Sunday, May 2, 2010

Joan Didion's America

"Didion voted for Goldwater in 1964. Since then, she has voted only twice," Michiko Kakutani wrote in a 1979 profile of Joan Didion for The New York Times. I was shocked when I first read these words. After all, Didion, now 75, is known for contributing to such liberal outlets as the New York Review of Books.

But reading her collected non-fiction, We Tell Ourselves Stories in Order to Live, over the past few weeks, I've come to recognize that Didion's reluctance to participate in American Democracy, and her once affiliation with Barry Goldwater, stems not from apathy but from an inability to take things at face value. Didion does not simply report on the stories and ideas that her subjects convey to her; instead she reads between the lines to uncover the origins of her subjects' tales that they didn't even know about. Her style of journalism is about showing the misunderstandings between groups of people to illuminate the tensions in society. As such, the forty years of reporting covered in this collection give us a history of a post-War America that is broken due to Americans' refusal to do anything other than talk past one another.

The collection begins with Didion's first and most well-known book, Slouching Towards Bethlehem. This book is famous for giving readers a peek of the hippie lifestyle in the Haight-Ashbury district of San Francisco in the 1960's. Didion goes beyond mere description, however, to explain why exactly the hippies seemed so foreign to non-Hippies. After interviewing many illustrious residents, from teenage runaways to drug dealers, she concludes "We were seeing the desperate attempt of a handful of pathetically unequipped children to create a community in a social vacuum." In other words, the hippies were lazing around not because of some rebellious streak, but because they were lost.

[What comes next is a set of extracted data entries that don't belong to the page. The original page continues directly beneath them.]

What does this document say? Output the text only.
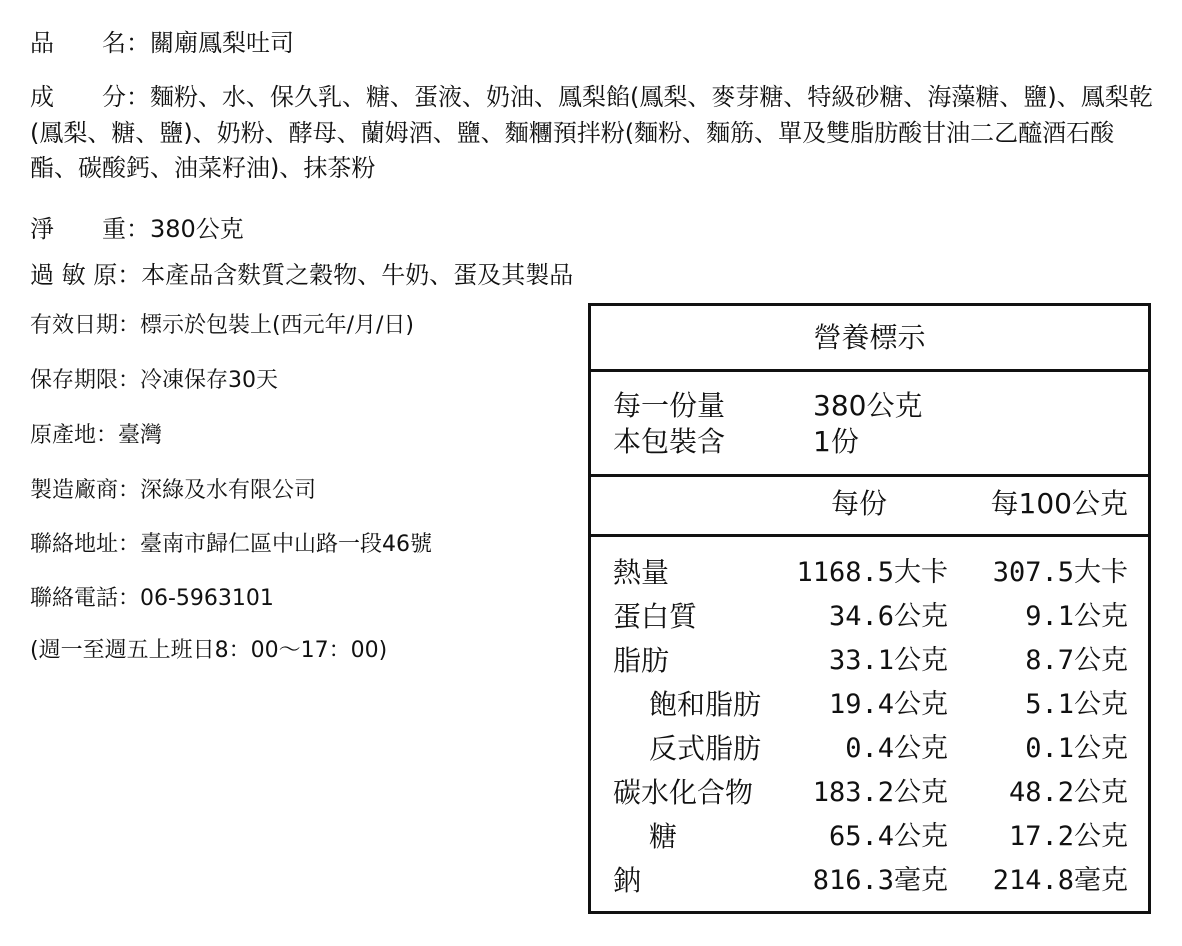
品　　名：關廟鳳梨吐司
成　　分：麵粉、水、保久乳、糖、蛋液、奶油、鳳梨餡(鳳梨、麥芽糖、特級砂糖、海藻糖、鹽)、鳳梨乾(鳳梨、糖、鹽)、奶粉、酵母、蘭姆酒、鹽、麵糰預拌粉(麵粉、麵筋、單及雙脂肪酸甘油二乙醯酒石酸酯、碳酸鈣、油菜籽油)、抹茶粉
淨　　重：380公克
過 敏 原：本產品含麩質之穀物、牛奶、蛋及其製品
有效日期：標示於包裝上(西元年/月/日)
保存期限：冷凍保存30天
原產地：臺灣
製造廠商：深綠及水有限公司
聯絡地址：臺南市歸仁區中山路一段46號
聯絡電話：06-5963101
(週一至週五上班日8：00～17：00)
營養標示
每一份量	380公克
本包裝含	1份
每份	每100公克
熱量	1168.5大卡 307.5大卡
蛋白質	34.6公克	9.1公克
脂肪	33.1公克	8.7公克
飽和脂肪	19.4公克	5.1公克
反式脂肪	0.4公克	0.1公克
碳水化合物 183.2公克 48.2公克
糖	65.4公克 17.2公克
鈉	816.3毫克 214.8毫克
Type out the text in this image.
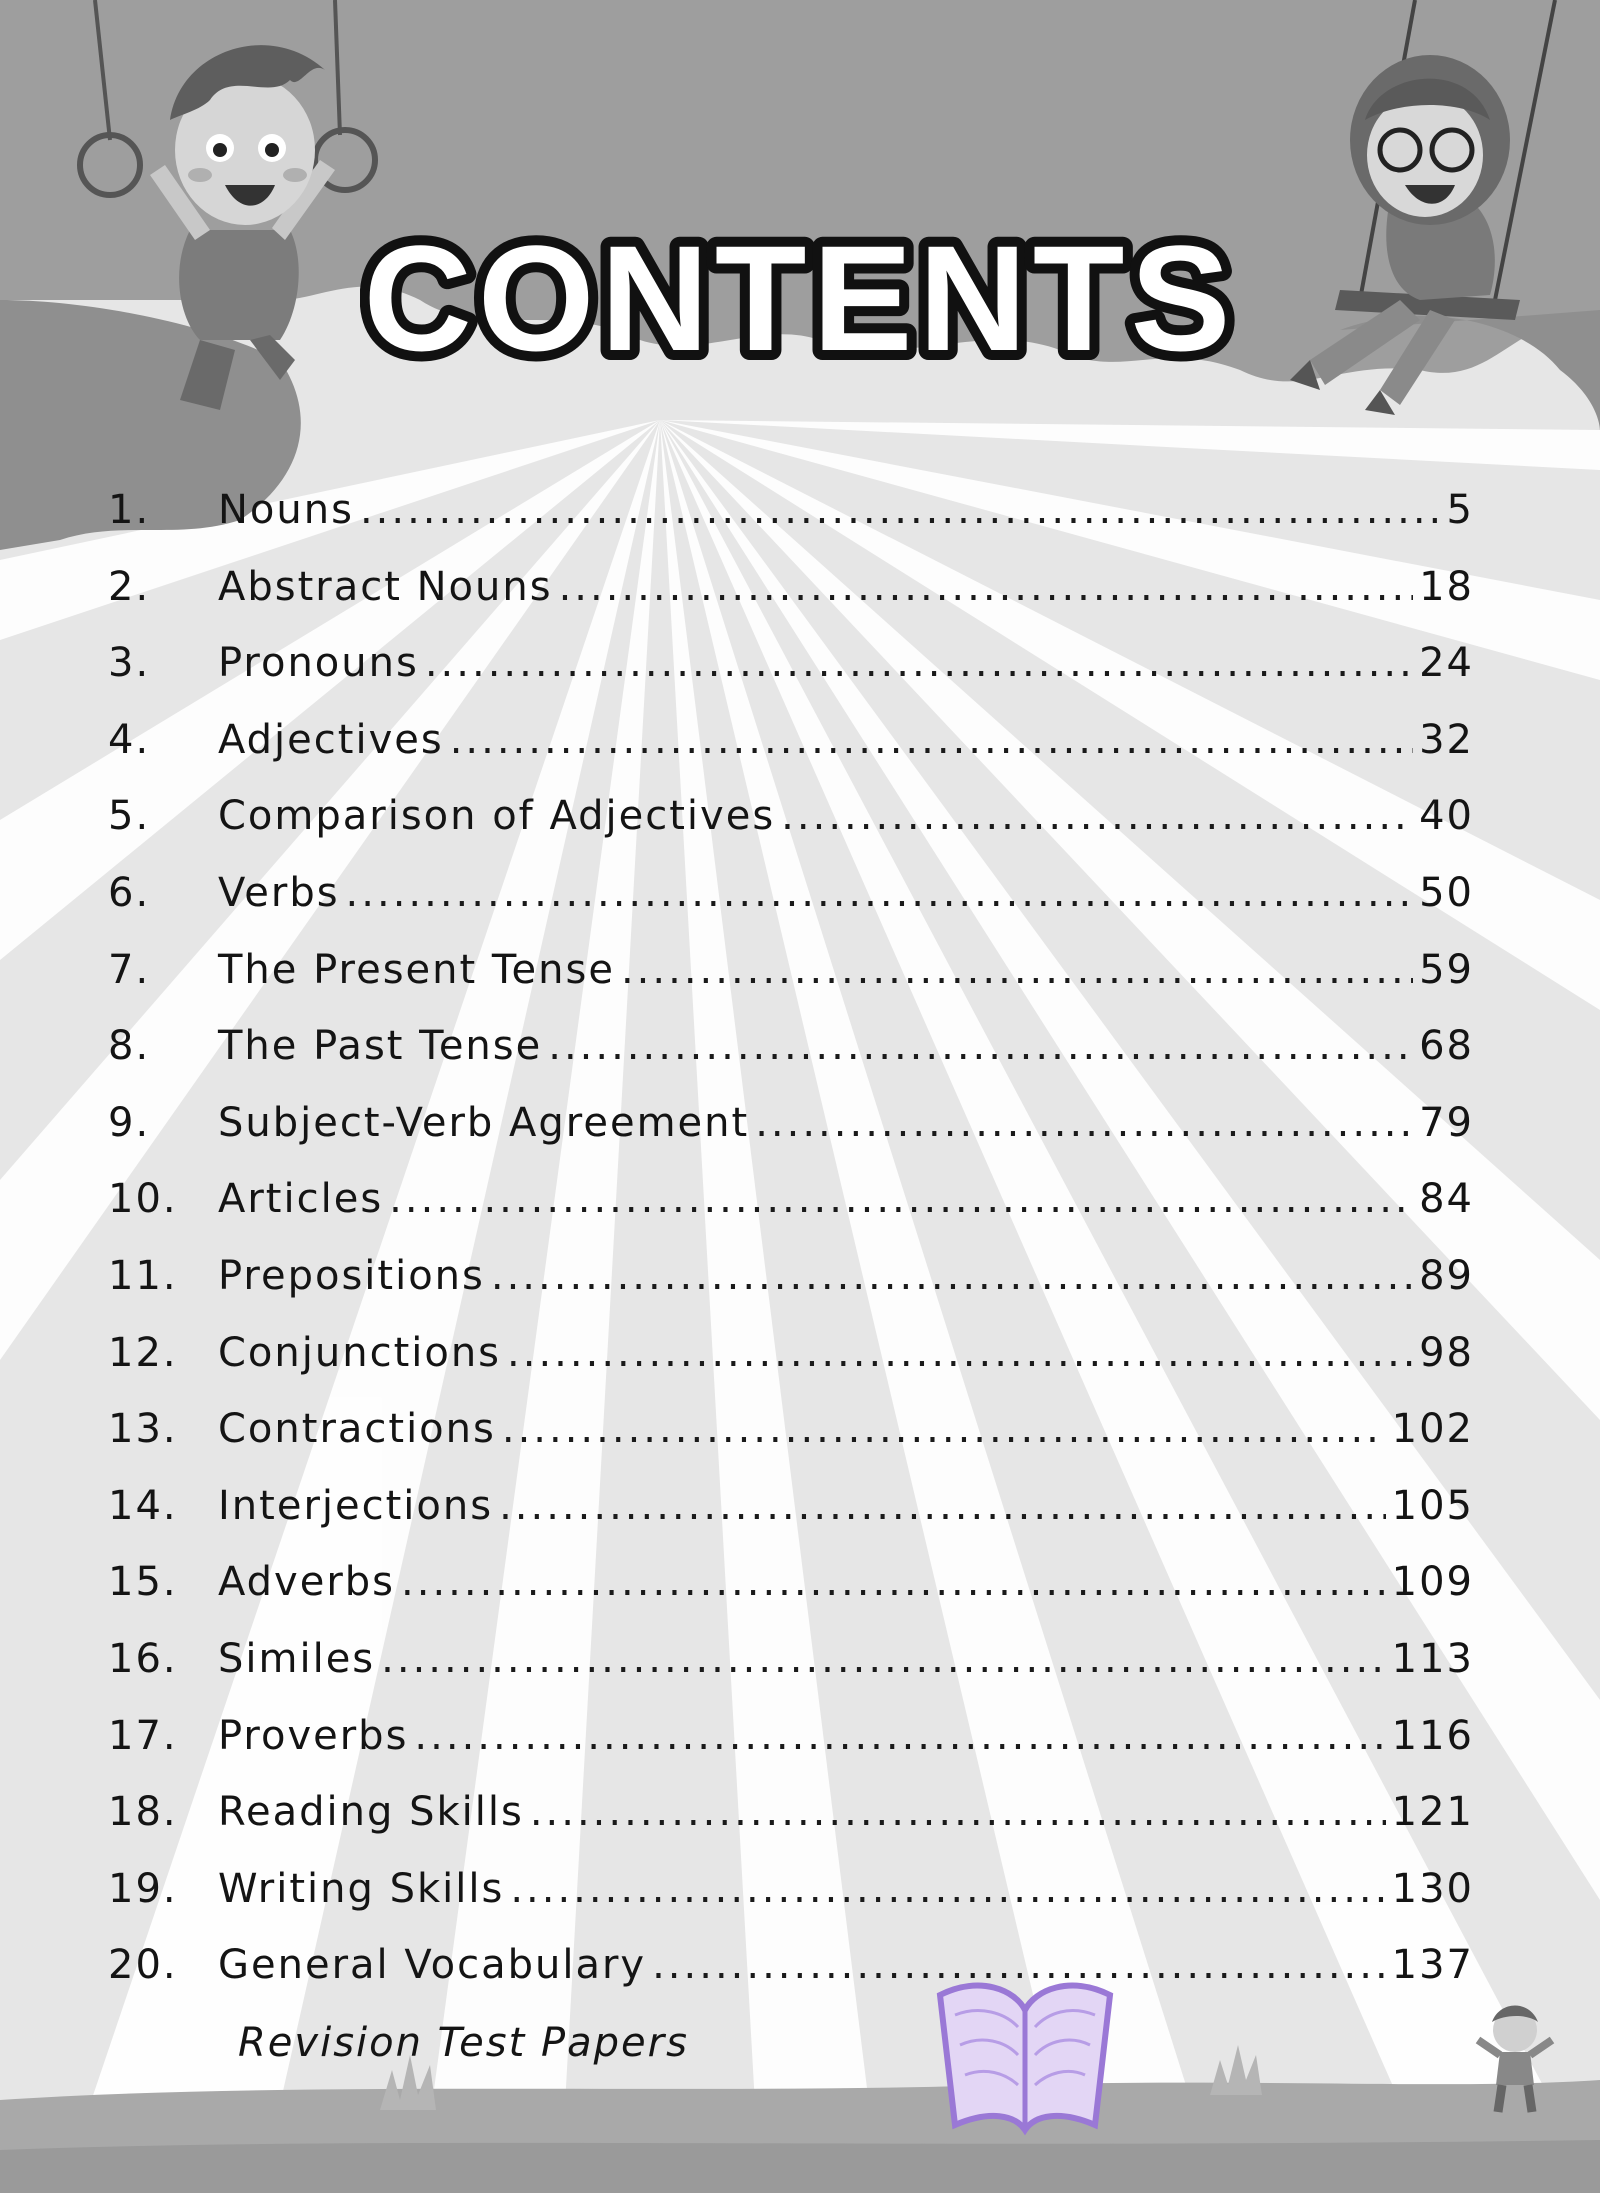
CONTENTS
1.	Nouns .....	5
2.	Abstract Nouns .....	18
3.	Pronouns .....	24
4.	Adjectives .....	32
5.	Comparison of Adjectives .....	40
6.	Verbs .....	50
7.	The Present Tense .....	59
8.	The Past Tense .....	68
9.	Subject-Verb Agreement .....	79
10.	Articles .....	84
11.	Prepositions .....	89
12.	Conjunctions .....	98
13.	Contractions .....	102
14.	Interjections .....	105
15.	Adverbs .....	109
16.	Similes .....	113
17.	Proverbs .....	116
18.	Reading Skills .....	121
19.	Writing Skills .....	130
20.	General Vocabulary .....	137
Revision Test Papers
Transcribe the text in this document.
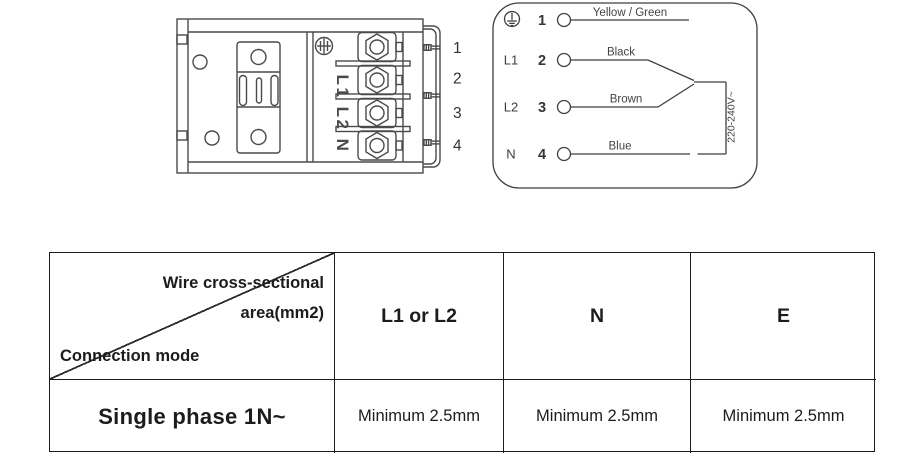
L1 L2 N
1
2
3
4
L1
L2
N
1
2
3
4
Yellow / Green
Black
Brown
Blue
220-240V~
Wire cross-sectional
area(mm2)
Connection mode
L1 or L2	N	E
Single phase 1N~	Minimum 2.5mm	Minimum 2.5mm	Minimum 2.5mm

Didion next collection, The White Album, published more than ten years after her first, picks up where Slouching left off. The focus of this second book is to discuss the groups that were left out by the revolutions of the Sixties. She profiles a group of churchgoers who feel misplaced in a world that didn't deliver on the promises due to those with good behavior. In this world where the values seem to change on a daily basis, "we tell ourselves stories in order to live," Didion claims. By this she means that we rationalize our behavior and place ourselves in neat narratives to avoid dealing with actual issues:
"The naked woman on the ledge outside the window on the sixteenth floor is a victim of accidie, or the naked woman is an exhibitionist, and it would be 'interesting' to know which. We tell ourselves that it makes some difference whether the naked woman is about to commit a mortal sin or is about to register a political protest."
Her next four books, Salvador, Miami, After Henry, and Political Fictions, give detailed examples of just the sort of stories that we say to ourselves and to those who agree with us at the expense of others. Didion shows how these generalizations translate into cultural isolation. In Salvador, she pitches the American foreign service officers at odds with the Salvadoreans. In Miami, she shows how the white Americans see the Cubans as foreign even though the Cubans have in many ways been more successful than their more native counterparts. This has led to a variety of willful misunderstandings including the belief on the Floridian side that all Cubans are Communists, and the belief on the Cuban side that JFK purposely lied about toppling Castro.

In her next two books, After Henry and Political Fictions, Didion takes on the political establishment. She paints a damning picture of how Washington insiders, including both politicians and the press, are completely out of touch with "the average American." Instead, Washington insiders basically battle each other over the airwaves at everyone else's expense. In a devastating portrayal of Ronald Reagan, Didion reduces him to nothing more than an actor playing the role of the president, like a puppet to powerful lobbying interests. She handles Whitewater and Clinton's affairs deftly, accusing both Democrats and Republicans of opportunism. She points out the irony of the leaders of a country where "the average age of first sexual intercourse ...[is] sixteen,"--a country where "six out of ten marriages...are likely to end in divorce...after engaging in extramarital sexual activity"-- calling for "full contrition" or even resignation from the president. Didion points out the hypocrisies in many political trends to emerge over the last decade, from Newt Gingrich's popularity to "compassionate conservatism."

Despite Didion's acuity about political issues, she is still best when writing about herself. She is famous these days for her memoir of grief, The Year of Magical Thinking, which centers on the death of her husband, John Gregory Dunne. Where I Was From, Didion's most recent book included in this collection, gives her an opportunity to reflect on her life's work. She discusses her obsession with California by using many anecdotes about her own family's 200 year history in the United States. California is a land of cognitive dissonance. Californians value independence do-it-yourselfness as fiercely as they cling to government contracts for jobs in the defense and prison industries. Californians are as quick to call themselves "old-timers" for being in the state for five years as they are to shun immigrants. Though Didion only brings up these points explicitly in Where I Was From, it doesn't take much to realize that these are exactly the points she wants to make about America in all of her books. That we live in a land of contradictions, that we tell ourselves stories in order to make sense of it all.

1 comment:

  1. Well to be fair she wrote for the National Review before she wrote for the NYRB.